Para me tirar daquele transe tentei prestar atenção no que estava acontecendo ao meu redor. Todos os alunos da escola estavam do lado de fora tentando adivinhar, ou ao menos enxergar, meu estado naquele momento. Lorenzo estava quase terminando de atravessar a multidão. Eu fiquei meio com raiva por ele não estar ali há mais tempo. Por só agora conseguir chegar mais perto de mim. Eu queria sair daqui! Queria ir para casa. E queria ele perto de mim...
Ele, sem dizer nada, me pegou no colo e andou rapidamente em direção ao nosso carro que já estava a nossa espera. Pôs-me no banco de trás, se sentou ao meu lado e acenou para o motorista. Permaneceu mudo o resto do caminho e isso me deixava com os nervos à flor da pele. Acabei apagando e só acordei depois, já em minha cama. Para mim foi questão de minutos, porém ao olhar no relógio eu havia dormido por horas. Lorenzo estava sentado na poltrona que fica próxima a minha cama e quando percebeu que eu havia despertado levantou velozmente e se sentou ao meu lado.
— Está em condições de falar?
— Creio que em condições de perguntar. Que Honda era aquele?
— Como sabe que era um Honda?
— Freios ABS e o “H”. Era o Civic LX ou o EX?
— O LX.
— Já descobriram de onde ele surgiu?
— Ainda não... Vão fazer uma varredura.
— Qual é a placa do carro?
— Não sei! Não deu para ver. Nós vamos fazer uma investigação, depois te daremos uma resposta. Vamos ver se conseguimos fotos do carro tiradas por alguém que presenciou o acidente. Se não, vai demorar mais do que o esperado.
— Ótimo! Até vocês descobrirem já jogaram uma bomba na minha cabeça.
— Você pode ficar calma? Não vai demorar tanto assim! É questão de conseguirmos o material para análise... Relaxa!
— Tudo bem. Me faz um favor? Acho que ainda estou com sono, você poderia iniciar a busca enquanto durmo?

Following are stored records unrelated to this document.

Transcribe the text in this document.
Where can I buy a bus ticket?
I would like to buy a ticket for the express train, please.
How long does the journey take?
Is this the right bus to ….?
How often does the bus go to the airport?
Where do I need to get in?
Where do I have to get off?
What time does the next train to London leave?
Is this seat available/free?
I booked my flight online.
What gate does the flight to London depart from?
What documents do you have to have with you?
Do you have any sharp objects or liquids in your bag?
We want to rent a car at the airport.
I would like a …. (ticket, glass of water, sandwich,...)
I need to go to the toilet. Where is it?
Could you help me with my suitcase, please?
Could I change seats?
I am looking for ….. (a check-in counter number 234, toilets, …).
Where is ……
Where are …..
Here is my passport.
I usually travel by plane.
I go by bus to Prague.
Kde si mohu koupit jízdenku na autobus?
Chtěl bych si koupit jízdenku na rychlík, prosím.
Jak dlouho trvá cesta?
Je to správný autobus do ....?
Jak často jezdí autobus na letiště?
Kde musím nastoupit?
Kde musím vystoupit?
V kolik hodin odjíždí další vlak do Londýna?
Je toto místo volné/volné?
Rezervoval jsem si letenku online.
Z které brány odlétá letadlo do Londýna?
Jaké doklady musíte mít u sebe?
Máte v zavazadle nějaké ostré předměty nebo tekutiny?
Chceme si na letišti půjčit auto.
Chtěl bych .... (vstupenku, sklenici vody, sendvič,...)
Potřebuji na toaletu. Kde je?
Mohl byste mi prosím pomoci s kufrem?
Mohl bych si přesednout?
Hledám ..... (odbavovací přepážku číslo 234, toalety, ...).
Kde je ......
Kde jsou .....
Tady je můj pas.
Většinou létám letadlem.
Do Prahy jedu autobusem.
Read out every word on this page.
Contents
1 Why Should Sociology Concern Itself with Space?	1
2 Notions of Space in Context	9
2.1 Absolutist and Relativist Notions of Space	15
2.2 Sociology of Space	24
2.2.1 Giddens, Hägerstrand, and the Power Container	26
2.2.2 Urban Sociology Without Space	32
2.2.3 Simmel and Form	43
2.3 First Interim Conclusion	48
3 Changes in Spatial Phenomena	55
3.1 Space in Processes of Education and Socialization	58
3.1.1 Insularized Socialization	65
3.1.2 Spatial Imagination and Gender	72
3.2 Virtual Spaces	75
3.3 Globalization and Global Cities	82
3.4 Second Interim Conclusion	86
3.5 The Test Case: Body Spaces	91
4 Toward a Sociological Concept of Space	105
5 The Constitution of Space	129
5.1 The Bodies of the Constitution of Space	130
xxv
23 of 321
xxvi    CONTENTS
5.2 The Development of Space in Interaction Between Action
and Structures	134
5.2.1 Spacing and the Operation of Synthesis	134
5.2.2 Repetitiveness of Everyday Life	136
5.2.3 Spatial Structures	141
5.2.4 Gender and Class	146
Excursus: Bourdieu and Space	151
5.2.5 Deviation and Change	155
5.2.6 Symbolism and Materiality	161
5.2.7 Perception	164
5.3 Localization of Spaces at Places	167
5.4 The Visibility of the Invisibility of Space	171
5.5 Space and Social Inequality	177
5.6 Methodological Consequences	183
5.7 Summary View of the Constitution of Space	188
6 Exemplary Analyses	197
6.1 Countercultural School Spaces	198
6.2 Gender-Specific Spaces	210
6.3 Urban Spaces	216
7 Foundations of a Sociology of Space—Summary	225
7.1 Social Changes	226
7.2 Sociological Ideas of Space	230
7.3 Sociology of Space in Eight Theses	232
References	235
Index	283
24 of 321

— Sim. Bom sono. – dizendo isso me deu um beijo na testa e saiu.
Eu não iria dormir. Só queria ficar sozinha. Liguei meu computador e comecei o meu serviço. Não foi difícil acessar as câmeras de segurança da escola. Vasculhei os últimos arquivos e lá estava. A gravação estava muito ruim por causa da qualidade do equipamento e da distância, mas dava para ver que uma garota havia sido atropelada. Peguei algumas imagens do carro, ampliei, tentei decifrar o borrão que seria a placa, nada... Vi algo que parecia com a letra “K” nas iniciais e o resto eu não consegui entender. Peguei meu celular e liguei para meu colega de classe, o Léo. Ele havia presenciado tudo e acho que ele poderia ter fotos. Não deu nem três toques e ele atendeu.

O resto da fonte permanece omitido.